Nairobi--Teachers working in Kenya's restive north, where a group of their colleagues were massacred late last year by Somalia's Shebab Islamists, protested in the capital Tuesday to demand a transfer.
A group of around 200 teachers gathered in front of the Kenyan parliament and behind a banner showing gruesome photographs of the November incident during which 28 non-Muslims -- most of them school teachers -- were dragged from a bus and executed. --
"We saw our colleagues shot by the Shebab. Some of us lost a girlfriend, some their husband, some their son and daughter. We are traumatised," said John Osoro, a secondary school teacher who works in Wajir, close to the border with Somalia.

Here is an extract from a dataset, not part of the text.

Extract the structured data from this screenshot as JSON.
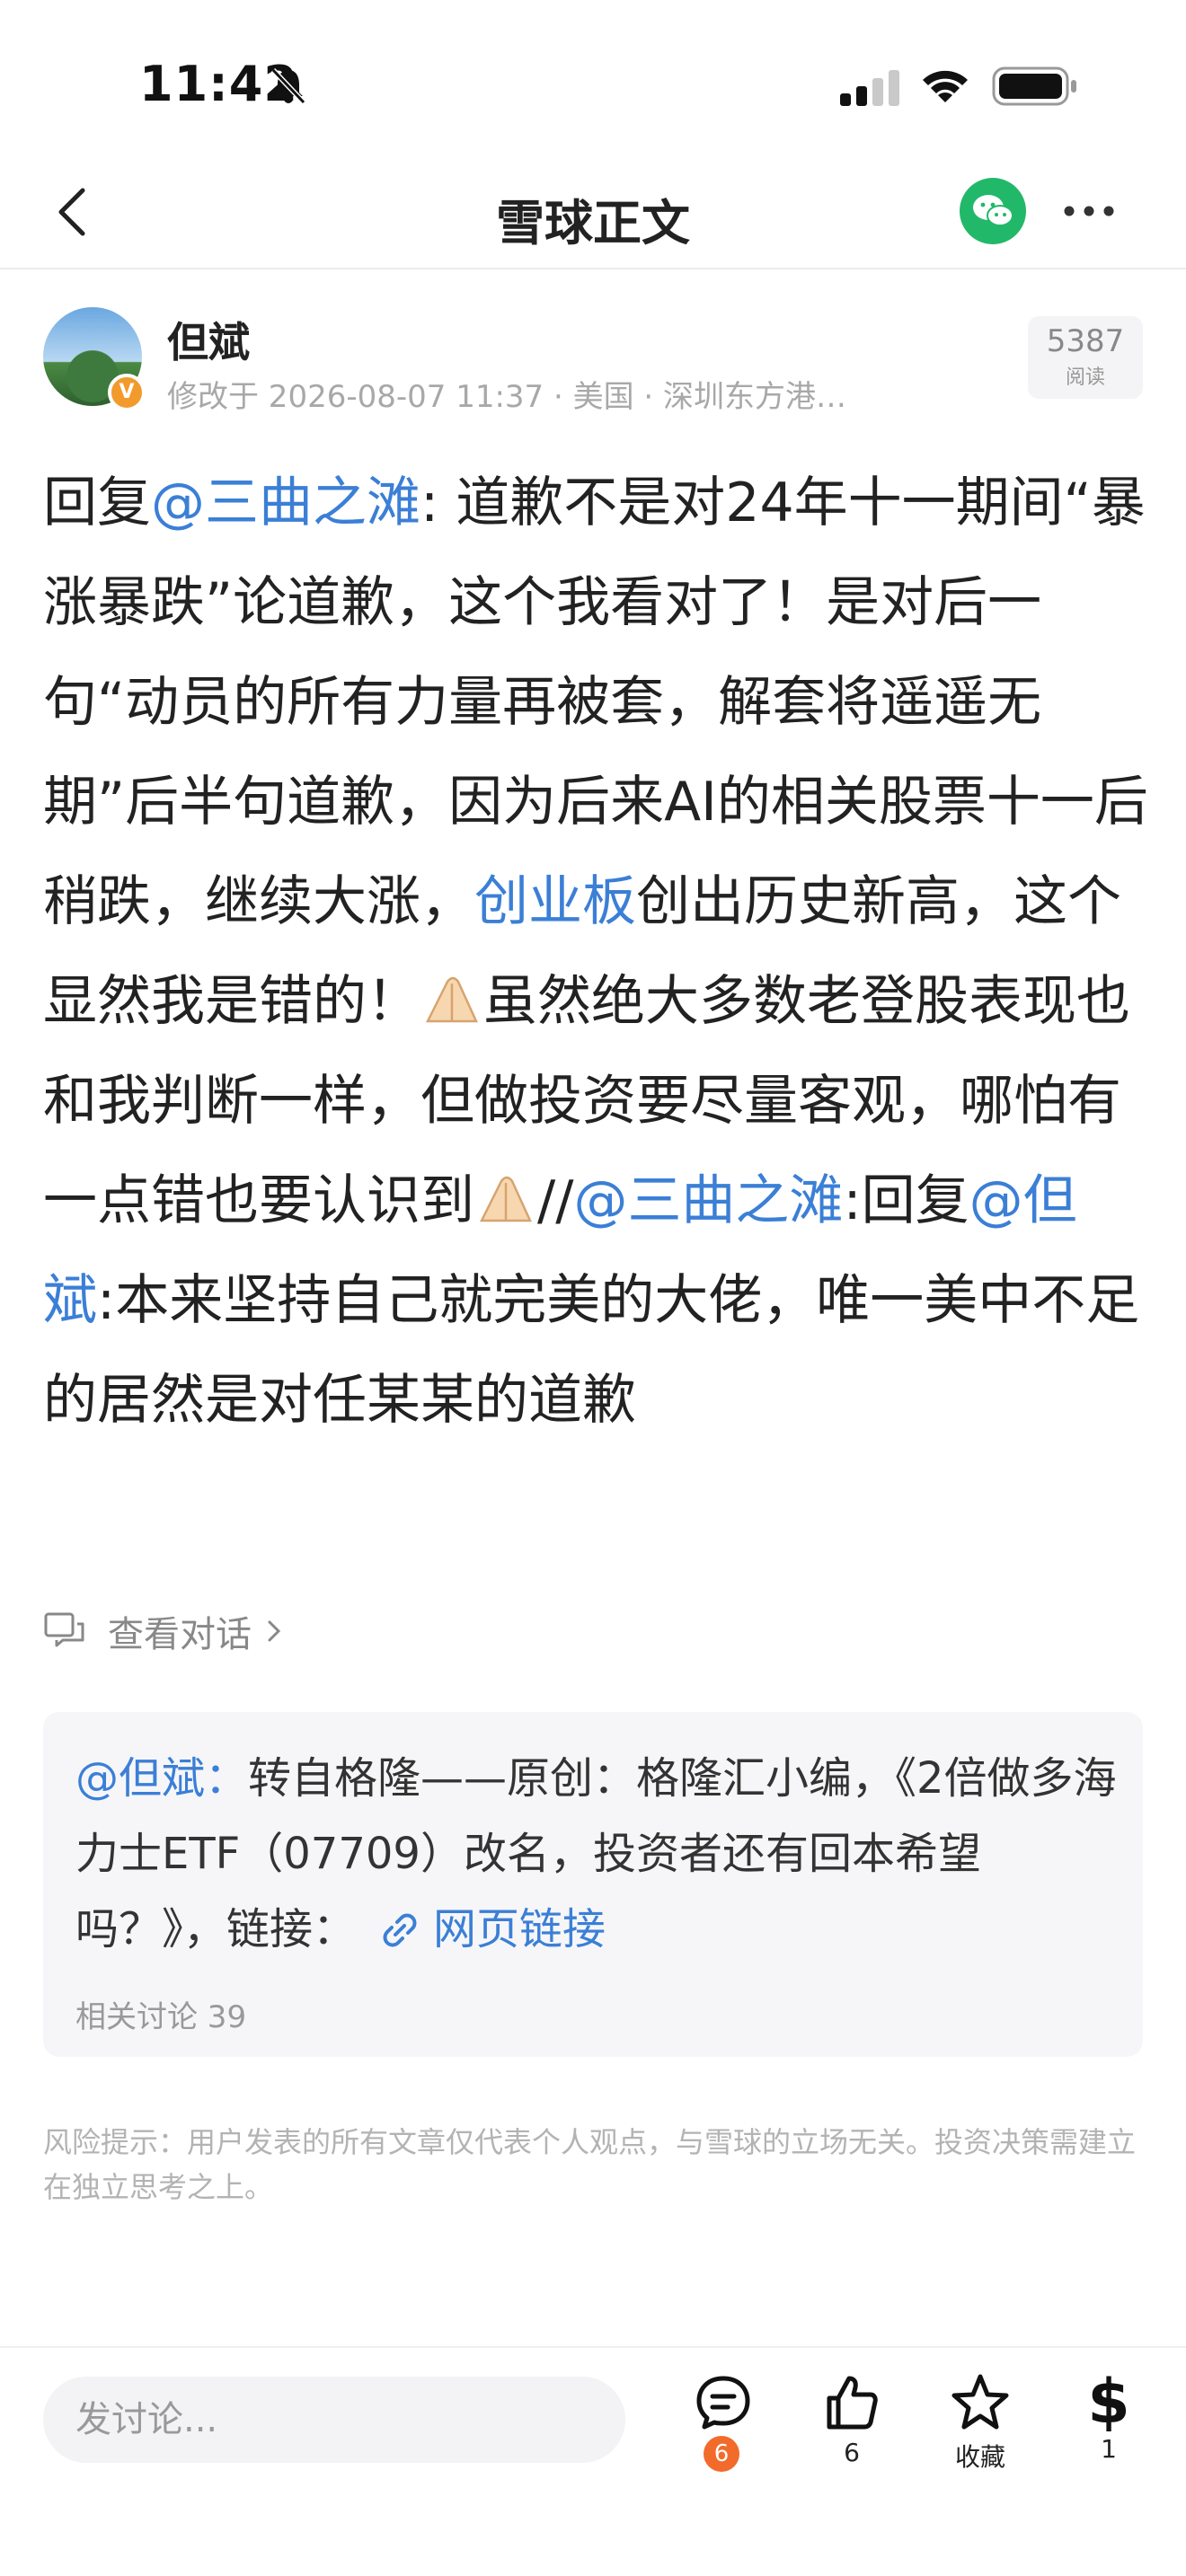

The teachers said they earn a maximum of 16,000 shillings ($175) a month, which they argued was inadequate pay given the almost constant threat of attack in the restive northeastern region -- the target of a string of recent cross-border attacks by the Al-Qaeda-affiliated Islamists.
"You aren't sure when they hit. You can be in your house, in a hotel, in a public place watching football and you hear a bomb blast," Osoro said.
Kenya's northeast is Muslim-majority, although most state employees are generally from Christian-majority areas elsewhere in the country.
Following last year's attack, six trade unions representing doctors, dentists and teachers advised their members to leave the area until the Kenyan government could ensure security.
Attacks by the Shebab against the northeastern towns of Wajir, Mandera and Garissa have intensified since Kenya sent troops into Somalia in 2011.
The Shebab was also behind the September 2013 attack on Nairobi's Westgate shopping mall that killed at least 67 people.